Relationship between force and intracellular [Ca²⁺] in tetanized mammalian heart muscle

To determine features of the steady state [Ca²⁺]-tension relationship in intact heart, we measured steady force and intracellular [Ca²⁺] ([Ca²⁺]_i) in tetanized ferret papillary muscles. [Ca²⁺]_i, was estimated from the luminescence emitted by muscles that had been microinjected with aequorin, a Ca²⁺ sensitive, bioluminescent protein. We found that by raising extracellular [Ca²⁺] and/or by exposing muscles to the Ca²⁺ channel agonist Bay K 8644, tension development could be varied from rest to an apparently saturating level, at which increases in [Ca²⁺]_i produced no further rise in force. 95% of maximal Ca²⁺-activated force was reached at a [Ca²⁺]_i of 0.85 ± 0.06 µM (mean ± SEM; n = 7), which suggests that the sensitivity of the myofilaments to [Ca²⁺]_i is far greater than anticipated from studies of skinned heart preparations (or from previous studies using Ca²⁺-sensitive microelectrodes in intact heart).

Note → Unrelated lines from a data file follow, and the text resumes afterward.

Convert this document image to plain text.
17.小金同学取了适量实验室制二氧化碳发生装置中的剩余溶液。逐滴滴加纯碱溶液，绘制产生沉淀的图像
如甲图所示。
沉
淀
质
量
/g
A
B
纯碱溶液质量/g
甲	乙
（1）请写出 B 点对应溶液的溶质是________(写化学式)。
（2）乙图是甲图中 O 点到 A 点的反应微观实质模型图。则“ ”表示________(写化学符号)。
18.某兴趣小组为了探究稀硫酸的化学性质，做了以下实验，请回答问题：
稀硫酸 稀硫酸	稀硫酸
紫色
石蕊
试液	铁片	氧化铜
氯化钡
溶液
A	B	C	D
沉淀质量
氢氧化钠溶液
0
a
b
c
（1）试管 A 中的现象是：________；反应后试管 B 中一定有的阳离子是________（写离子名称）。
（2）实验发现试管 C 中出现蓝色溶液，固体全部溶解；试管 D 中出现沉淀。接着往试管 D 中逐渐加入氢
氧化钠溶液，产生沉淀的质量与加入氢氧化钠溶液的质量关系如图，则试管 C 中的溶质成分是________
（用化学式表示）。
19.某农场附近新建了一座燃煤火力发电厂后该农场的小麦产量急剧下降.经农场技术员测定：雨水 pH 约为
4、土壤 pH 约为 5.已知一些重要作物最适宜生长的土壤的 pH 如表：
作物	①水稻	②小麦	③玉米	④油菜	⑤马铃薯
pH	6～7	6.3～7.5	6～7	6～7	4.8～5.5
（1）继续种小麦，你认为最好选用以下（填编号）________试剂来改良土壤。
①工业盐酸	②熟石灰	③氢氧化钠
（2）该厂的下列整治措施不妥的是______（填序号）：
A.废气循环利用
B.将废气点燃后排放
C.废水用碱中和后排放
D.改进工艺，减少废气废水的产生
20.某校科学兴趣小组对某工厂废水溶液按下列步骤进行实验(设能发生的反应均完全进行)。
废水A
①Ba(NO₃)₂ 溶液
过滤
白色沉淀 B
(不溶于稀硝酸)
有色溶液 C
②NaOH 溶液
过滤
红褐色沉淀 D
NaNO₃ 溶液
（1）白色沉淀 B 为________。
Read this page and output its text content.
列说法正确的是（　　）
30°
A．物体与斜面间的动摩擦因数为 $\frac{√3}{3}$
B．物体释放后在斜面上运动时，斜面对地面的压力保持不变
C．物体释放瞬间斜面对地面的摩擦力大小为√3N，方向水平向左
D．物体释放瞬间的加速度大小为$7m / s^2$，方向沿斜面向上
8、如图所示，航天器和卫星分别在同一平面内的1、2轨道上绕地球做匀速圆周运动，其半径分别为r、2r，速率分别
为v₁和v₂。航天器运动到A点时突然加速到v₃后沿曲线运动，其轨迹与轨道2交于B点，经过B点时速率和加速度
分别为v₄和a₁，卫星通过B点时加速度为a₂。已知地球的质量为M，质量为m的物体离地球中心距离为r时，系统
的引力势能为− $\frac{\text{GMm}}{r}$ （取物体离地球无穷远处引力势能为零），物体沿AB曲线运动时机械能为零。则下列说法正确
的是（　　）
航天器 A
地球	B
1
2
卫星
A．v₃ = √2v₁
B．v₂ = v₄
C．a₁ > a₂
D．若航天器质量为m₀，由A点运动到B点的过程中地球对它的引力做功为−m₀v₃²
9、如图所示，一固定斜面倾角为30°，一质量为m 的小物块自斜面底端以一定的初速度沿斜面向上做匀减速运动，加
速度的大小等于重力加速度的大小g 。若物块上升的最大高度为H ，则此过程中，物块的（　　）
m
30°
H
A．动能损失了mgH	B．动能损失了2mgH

Our finding that maximal force was reached by - µM also allowed us to calculate that the steady state [Ca²⁺]_i-tension relationship, as it might be observed in intact muscle, should be steep (Hill coefficient of >4), which is consistent with the Hill coefficient estimated from the entire [Ca²⁺]_itension relationship derived from families of variably activated tetani (6.08 ± 0.68; n = 7). Finally, with regard to whether steady state measurements can be applied directly toward understanding physiological contractions, we found that the relation between steady force and [Ca²⁺]_i obtained during tetani was steeper than that between peak force and peak [Ca²⁺]_i observed during physiological twitches.